ML.INSPECT.SPECTRUM¶

Returns the spectrum of a fitted PCA or KernelPCA decomposition.

Syntax¶

ML.INSPECT.SPECTRUM(obj)

Arguments¶

Name	Type	Default	Description
obj	object		Fitted PCA or KernelPCA object (created by ML.DIM_REDUCTION.PCA or ML.DIM_REDUCTION.KERNEL_PCA and trained with ML.FIT).

Returns¶

A DataFrame whose columns depend on the input. For PCA: Components, Explained Variance, Explained Variance Ratio, Singular Values. For KernelPCA: Components, Eigenvalues, Explained Variance Ratio. The two share Components and Explained Variance Ratio only.

When to use¶

Use ML.INSPECT.SPECTRUM to read the spectrum of a fitted dimensionality-reduction object — either a linear PCA or a KernelPCA. One formula serves both: pass the fitted object handle and the function returns the table that matches what scikit-learn exposes for that decomposition.

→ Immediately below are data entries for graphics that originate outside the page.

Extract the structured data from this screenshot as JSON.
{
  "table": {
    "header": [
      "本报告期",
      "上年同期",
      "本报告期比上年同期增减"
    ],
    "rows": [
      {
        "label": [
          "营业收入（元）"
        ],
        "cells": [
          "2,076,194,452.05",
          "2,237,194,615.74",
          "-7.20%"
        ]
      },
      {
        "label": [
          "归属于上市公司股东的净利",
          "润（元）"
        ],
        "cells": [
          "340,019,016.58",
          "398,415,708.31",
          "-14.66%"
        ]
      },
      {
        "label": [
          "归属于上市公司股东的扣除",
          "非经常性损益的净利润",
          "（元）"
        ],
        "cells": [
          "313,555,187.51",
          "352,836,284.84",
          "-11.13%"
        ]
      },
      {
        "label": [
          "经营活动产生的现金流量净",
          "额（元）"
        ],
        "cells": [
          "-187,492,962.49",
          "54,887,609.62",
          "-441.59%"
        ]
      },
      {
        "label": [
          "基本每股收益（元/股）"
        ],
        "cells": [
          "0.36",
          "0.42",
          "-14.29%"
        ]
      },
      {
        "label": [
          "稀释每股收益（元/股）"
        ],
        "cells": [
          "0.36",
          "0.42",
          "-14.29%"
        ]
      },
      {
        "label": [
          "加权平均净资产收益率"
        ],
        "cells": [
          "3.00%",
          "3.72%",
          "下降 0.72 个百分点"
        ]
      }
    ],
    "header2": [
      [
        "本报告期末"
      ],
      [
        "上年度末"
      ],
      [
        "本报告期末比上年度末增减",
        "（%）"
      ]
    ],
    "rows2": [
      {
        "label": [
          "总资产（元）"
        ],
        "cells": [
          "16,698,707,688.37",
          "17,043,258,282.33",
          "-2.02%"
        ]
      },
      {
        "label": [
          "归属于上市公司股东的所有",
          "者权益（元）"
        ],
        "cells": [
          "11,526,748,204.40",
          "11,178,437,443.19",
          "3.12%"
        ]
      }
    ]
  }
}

A common use is to chart the spectrum: pull the table into Excel, plot the explained-variance ratio (or the eigenvalues, for kernel PCA) against the component index, and look for the elbow — the point past which adding more components stops capturing appreciable variance.

Examples¶

Read the spectrum of a fitted linear PCA in cell B41:

=ML.DIM_REDUCTION.PCA(2)
=ML.FIT(B40, B15)
=ML.INSPECT.SPECTRUM(B41)

Or the spectrum of a fitted Kernel PCA with an RBF kernel:

=ML.DIM_REDUCTION.KERNEL_PCA(2, "rbf", , 15)
=ML.FIT(I4, B14)
=ML.INSPECT.SPECTRUM(I5)

The PCA result spills as four columns; the KernelPCA result spills as three. The Explained Variance Ratio column always sums to 1.0.

Remarks¶

The model passed in must be a PCA or KernelPCA object (created by ML.DIM_REDUCTION.PCA or ML.DIM_REDUCTION.KERNEL_PCA) that has been fitted with ML.FIT. Any other estimator type, or an unfitted decomposition, raises an error.
The returned column set depends on the input type. Avoid charts that reference fixed column positions if you plan to swap PCA for KernelPCA (or vice versa) — the two share only the Components and Explained Variance Ratio columns.
For linear PCA, the explained variance and singular values come directly from the data covariance. For Kernel PCA, the eigenvalues come from the centered kernel matrix and "explained variance ratio" is computed as eigenvalue / sum(eigenvalues) over the kept components, so the column always sums to 1.0 regardless of the underlying kernel.
Kernel PCA eigenvectors can flip sign across platforms; eigenvalues do not. If you want a stable summary of a fitted Kernel PCA, prefer this function over inspecting the raw projection coordinates.

Compatible with¶

Constructor	Description
ML.DIM_REDUCTION.PCA	Creates a Principal Component Analysis object.
ML.DIM_REDUCTION.KERNEL_PCA	Creates a Kernel Principal Component Analysis object.